When you touch my head I don’t explode, I told her.

“Mr. Maccabee,” said Brodsky.

I said, I’m in love with you, and I have to show you something.

“Gurion,” said Miss Pinge.

June said, “You should go. You can show me what you want to show me later, in detention. You’ve got detention today, right?”

I said, I always have detention.

“Good,” she said. Then she chinned the air at the wingnuts in her hand. She said, “Thank you for these. And I’m sorry I said ‘Frontier Motel’ before. I was in a bad mood and I thought you’d be mean.
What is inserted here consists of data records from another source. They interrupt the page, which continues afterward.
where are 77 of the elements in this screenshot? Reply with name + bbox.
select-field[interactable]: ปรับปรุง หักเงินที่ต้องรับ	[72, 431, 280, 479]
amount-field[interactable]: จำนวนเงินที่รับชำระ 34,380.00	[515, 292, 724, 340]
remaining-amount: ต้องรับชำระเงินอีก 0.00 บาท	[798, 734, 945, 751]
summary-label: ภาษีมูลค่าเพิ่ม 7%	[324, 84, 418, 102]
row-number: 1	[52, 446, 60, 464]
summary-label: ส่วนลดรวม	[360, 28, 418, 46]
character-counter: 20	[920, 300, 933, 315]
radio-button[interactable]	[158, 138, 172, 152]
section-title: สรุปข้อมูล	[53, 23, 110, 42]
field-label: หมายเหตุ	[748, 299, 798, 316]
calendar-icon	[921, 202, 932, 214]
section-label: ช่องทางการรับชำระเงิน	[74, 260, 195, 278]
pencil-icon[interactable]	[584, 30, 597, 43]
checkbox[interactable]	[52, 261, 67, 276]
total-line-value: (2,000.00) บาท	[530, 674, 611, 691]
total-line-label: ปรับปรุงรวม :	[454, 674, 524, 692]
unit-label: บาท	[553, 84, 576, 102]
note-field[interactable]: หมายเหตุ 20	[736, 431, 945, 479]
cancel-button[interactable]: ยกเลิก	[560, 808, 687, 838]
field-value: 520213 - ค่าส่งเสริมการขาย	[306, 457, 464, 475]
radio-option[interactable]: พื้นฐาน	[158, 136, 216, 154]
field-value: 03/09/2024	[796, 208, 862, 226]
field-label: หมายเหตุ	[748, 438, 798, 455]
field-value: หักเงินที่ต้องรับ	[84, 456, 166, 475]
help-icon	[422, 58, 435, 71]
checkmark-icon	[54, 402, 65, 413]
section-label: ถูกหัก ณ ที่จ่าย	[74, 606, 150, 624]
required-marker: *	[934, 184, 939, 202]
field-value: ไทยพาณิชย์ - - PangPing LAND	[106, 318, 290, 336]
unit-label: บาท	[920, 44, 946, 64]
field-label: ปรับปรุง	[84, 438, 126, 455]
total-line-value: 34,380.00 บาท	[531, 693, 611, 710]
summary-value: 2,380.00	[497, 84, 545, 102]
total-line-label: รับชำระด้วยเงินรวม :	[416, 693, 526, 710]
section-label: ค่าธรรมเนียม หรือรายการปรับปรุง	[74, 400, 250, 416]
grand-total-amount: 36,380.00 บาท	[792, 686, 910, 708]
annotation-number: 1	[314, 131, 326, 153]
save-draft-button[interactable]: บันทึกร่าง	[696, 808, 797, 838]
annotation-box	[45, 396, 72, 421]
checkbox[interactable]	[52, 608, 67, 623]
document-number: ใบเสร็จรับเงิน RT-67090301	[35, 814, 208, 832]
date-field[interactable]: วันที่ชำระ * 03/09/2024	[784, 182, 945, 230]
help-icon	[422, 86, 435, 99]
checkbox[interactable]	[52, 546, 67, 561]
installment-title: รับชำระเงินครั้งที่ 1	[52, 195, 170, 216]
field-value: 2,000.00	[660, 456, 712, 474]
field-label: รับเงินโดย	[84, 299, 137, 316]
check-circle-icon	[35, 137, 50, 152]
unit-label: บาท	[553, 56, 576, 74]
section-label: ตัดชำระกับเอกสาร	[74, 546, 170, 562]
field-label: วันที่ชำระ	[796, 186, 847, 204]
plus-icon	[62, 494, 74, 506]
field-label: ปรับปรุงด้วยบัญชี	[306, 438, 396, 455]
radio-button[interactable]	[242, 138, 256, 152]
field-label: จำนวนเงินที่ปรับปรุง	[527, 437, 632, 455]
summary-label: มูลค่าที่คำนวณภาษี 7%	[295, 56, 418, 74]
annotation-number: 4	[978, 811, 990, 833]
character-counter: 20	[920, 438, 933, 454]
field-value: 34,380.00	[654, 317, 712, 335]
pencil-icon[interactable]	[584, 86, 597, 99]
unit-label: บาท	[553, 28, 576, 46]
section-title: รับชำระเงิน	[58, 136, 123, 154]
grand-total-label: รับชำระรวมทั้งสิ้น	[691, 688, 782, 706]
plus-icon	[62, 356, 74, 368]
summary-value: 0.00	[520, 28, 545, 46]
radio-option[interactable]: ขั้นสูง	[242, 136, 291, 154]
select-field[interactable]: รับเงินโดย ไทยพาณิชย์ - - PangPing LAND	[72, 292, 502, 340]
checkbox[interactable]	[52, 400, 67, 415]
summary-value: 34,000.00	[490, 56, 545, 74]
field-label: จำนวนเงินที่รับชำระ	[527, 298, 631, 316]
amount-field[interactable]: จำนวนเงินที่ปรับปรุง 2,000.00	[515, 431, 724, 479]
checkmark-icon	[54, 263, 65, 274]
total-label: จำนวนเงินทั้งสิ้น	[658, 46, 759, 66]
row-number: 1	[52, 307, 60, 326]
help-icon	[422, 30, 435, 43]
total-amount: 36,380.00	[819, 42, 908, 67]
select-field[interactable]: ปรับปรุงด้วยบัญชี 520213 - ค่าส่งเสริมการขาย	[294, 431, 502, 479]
You have a reputation.”

June slid the wingnuts into a pocket and jingled while she walked her June Watermark walk — more than a stroll, but shy of a swagger; just a little bit swaybacked — out into Main Hall, too far away from me.

Brodsky said my name again. I looked in his office. He was pointing his pointer at the chair before his desk. “Gurion,” he said. Then he blinkered with the finger. “Gurion ben-Judah Maccabee,” he said.

I am, I said, that I am.

2 GUNS AND INQUISITIONS

Tuesday, November 14, 2006

3rd Period

ULPAN

Lay your cardboard planks down. Lay them down on the lawn. Lay them down so the short side is facing me. Lay them down so that I am facing two rows of you. It does not matter if you are in the front or the back row. From up here, I can see all of you. From down there, you can all see me. Lay the planks on the lawn so that a foot of grass-space separates you from those on all your four sides.